2. Volatility Sources (Canonical)#
Volatility arises from five structural sources:
- Drift‑Driven Volatility
- Envelope‑Driven Volatility
- Continuity‑Driven Volatility
- Break‑Driven Volatility
- Cross‑Module Projection Volatility
Each source contributes to the total volatility field.
3. Regime‑Shift Volatility Zones#
The RSVM divides the canon into five volatility zones, each corresponding to a regime:
Zone F — Formal Volatility Zone#
- low volatility
- stable drift
- symmetric envelope
- strong continuity
Zone E — Emergent Volatility Zone#
- moderate volatility
- radial drift
- flexible continuity
Zone H — Hybrid Volatility Zone#
- high volatility
- oscillatory drift
- mixed envelope geometry
- partial continuity instability
Zone C — Chaotic Volatility Zone#
- extreme volatility
- fragmentation drift
- envelope discontinuity
- continuity collapse
Zone I — Inversion Volatility Zone#
- inversion drift
- envelope inversion
- continuity inversion
- collapse‑adjacent
Hybrid, Chaotic, and Inversion zones are collapse‑susceptible.

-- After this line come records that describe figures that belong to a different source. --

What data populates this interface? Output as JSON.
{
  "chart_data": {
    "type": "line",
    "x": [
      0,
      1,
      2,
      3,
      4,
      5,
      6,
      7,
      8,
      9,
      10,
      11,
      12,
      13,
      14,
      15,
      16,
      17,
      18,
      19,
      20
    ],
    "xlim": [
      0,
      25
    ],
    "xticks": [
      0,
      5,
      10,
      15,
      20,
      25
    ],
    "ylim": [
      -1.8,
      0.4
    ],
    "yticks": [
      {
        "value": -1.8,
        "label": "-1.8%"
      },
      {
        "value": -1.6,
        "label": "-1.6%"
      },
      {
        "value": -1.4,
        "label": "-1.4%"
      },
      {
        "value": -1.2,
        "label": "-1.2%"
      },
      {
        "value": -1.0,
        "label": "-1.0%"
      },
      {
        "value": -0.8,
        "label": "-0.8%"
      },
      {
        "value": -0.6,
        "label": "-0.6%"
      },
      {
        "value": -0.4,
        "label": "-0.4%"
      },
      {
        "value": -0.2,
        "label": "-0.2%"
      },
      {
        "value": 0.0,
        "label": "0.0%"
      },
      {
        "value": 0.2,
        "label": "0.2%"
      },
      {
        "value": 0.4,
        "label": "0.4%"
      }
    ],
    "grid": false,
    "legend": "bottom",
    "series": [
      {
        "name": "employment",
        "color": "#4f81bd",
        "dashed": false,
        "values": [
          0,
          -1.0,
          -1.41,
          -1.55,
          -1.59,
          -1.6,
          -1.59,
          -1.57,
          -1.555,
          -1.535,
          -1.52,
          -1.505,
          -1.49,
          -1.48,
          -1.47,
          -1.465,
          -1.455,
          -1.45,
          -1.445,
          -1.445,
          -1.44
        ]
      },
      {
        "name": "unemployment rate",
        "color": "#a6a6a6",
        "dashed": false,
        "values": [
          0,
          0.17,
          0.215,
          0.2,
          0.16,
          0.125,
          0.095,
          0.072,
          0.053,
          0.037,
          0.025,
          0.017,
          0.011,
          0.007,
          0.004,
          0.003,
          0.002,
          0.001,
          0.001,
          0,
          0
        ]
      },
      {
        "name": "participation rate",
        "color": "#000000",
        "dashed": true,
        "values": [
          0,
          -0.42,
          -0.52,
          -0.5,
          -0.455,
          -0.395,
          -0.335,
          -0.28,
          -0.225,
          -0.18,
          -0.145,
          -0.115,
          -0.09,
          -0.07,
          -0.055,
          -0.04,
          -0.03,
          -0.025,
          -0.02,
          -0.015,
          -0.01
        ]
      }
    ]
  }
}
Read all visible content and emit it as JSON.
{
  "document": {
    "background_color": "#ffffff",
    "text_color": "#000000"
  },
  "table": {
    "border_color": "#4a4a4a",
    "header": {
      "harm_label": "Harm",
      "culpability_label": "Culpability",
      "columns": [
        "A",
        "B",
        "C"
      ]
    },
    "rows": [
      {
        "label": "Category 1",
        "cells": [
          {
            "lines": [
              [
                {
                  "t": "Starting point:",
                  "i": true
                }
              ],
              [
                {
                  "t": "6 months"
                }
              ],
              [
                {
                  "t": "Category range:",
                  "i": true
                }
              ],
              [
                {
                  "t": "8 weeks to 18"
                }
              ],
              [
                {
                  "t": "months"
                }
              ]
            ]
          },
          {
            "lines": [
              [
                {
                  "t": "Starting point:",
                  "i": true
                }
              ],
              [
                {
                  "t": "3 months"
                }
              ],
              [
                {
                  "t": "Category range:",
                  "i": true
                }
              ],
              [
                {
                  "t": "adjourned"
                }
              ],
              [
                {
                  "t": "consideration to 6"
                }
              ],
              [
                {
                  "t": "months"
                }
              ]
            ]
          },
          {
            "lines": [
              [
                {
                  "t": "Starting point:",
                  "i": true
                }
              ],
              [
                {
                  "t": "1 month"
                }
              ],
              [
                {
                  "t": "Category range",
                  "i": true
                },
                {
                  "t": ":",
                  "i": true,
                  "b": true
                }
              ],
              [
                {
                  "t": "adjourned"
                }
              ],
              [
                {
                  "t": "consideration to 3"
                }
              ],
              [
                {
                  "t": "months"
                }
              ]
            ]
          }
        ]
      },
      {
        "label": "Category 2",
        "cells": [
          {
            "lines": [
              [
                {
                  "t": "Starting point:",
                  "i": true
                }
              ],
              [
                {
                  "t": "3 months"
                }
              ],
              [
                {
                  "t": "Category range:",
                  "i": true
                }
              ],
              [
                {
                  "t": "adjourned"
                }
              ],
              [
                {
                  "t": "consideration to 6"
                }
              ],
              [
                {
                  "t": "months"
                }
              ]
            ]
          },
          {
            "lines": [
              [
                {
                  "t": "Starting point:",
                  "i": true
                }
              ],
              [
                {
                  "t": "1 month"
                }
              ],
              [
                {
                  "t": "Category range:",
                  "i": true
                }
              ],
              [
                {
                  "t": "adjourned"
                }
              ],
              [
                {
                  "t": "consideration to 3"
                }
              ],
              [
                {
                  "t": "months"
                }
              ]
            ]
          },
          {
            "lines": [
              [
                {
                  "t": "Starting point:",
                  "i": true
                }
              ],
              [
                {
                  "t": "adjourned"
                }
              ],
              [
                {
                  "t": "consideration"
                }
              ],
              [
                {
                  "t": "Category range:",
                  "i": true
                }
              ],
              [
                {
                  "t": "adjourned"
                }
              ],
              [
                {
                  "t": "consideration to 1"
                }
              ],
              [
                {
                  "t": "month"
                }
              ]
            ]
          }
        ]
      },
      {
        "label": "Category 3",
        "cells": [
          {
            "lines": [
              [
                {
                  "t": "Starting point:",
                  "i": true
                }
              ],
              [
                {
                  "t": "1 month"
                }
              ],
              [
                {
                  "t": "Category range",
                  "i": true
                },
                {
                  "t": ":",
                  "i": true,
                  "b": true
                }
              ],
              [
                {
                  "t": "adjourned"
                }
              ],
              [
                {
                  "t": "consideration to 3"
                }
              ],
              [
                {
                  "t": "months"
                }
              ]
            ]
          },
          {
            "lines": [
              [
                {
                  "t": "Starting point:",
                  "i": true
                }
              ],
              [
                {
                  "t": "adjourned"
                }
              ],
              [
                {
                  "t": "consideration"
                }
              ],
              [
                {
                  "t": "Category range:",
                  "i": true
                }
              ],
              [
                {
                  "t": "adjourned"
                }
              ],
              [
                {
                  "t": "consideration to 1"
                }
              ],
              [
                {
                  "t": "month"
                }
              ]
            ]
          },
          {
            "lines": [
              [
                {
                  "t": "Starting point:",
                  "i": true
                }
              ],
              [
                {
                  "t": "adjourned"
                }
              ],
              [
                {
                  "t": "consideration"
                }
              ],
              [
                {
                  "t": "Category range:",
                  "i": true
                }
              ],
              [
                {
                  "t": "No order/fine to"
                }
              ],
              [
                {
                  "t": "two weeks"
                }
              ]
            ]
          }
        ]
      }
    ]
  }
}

4. Volatility Gradient Field#
The RSVM computes a volatility gradient:
[ V = \alpha D + \beta E + \gamma C + \delta B + \epsilon X ]
Where:
- (D) = drift instability
- (E) = envelope deformation
- (C) = continuity stress
- (B) = break‑geometry activation
- (X) = cross‑module projection divergence
The gradient determines regime‑shift likelihood.
5. Regime‑Shift Likelihood Matrix#
| From → To | Volatility Required | Risk |
|---|---|---|
| Formal → Emergent | low | low |
| Formal → Hybrid | moderate | medium |
| Formal → Chaotic | high | extreme |
| Emergent → Hybrid | moderate | medium |
| Emergent → Chaotic | high | extreme |
| Hybrid → Chaotic | high | extreme |
| Hybrid → Inversion | high | extreme |
| Chaotic → Inversion | very high | catastrophic |
| Inversion → Hybrid | moderate | medium |
| Inversion → Emergent | low | low |
6. Volatility Propagation Patterns#
Volatility spreads through:
- Linear Propagation
- Radial Propagation
- Oscillatory Propagation
- Topological Propagation
- Cross‑Module Projection Propagation
Propagation determines collapse‑risk.
7. Cross‑Module Volatility Mapping#
The RSVM integrates volatility from:
TEL#
- lattice instability
- stabilizer drift
FFT#
- variance spikes
- spectral envelope distortion
Opacity#
- boundary gradient instability
- visibility field turbulence
Cross‑module volatility is the strongest collapse predictor.
8. Volatility‑Collapse Correlation Table#
| Volatility Pattern | Collapse Mode |
|---|---|
| drift spike | Type A |
| radial deformation | Type B |
| fragmentation onset | Type C |
| oscillation overload | Type D |
| drift reversal | Type I |
| torsion overload | Type E |
| topology warp | Type G |
9. Regime‑Shift Volatility Packet#
VOLATILITY_PACKET:
regime:
volatility_zone:
drift_instability:
envelope_instability:
continuity_stress:
break_activity:
projection_divergence:
volatility_gradient:
shift_likelihood:
collapse_risk:
notes:
10. Summary#
The Regime‑Shift Volatility Map provides:
- a predictive atlas of regime instability
- volatility zones and gradients
- cross‑module volatility mapping
- collapse‑risk forecasting
- regime‑shift likelihood estimation
- system‑scale structural clarity
This map is the regime‑law hazard model of RTT/2.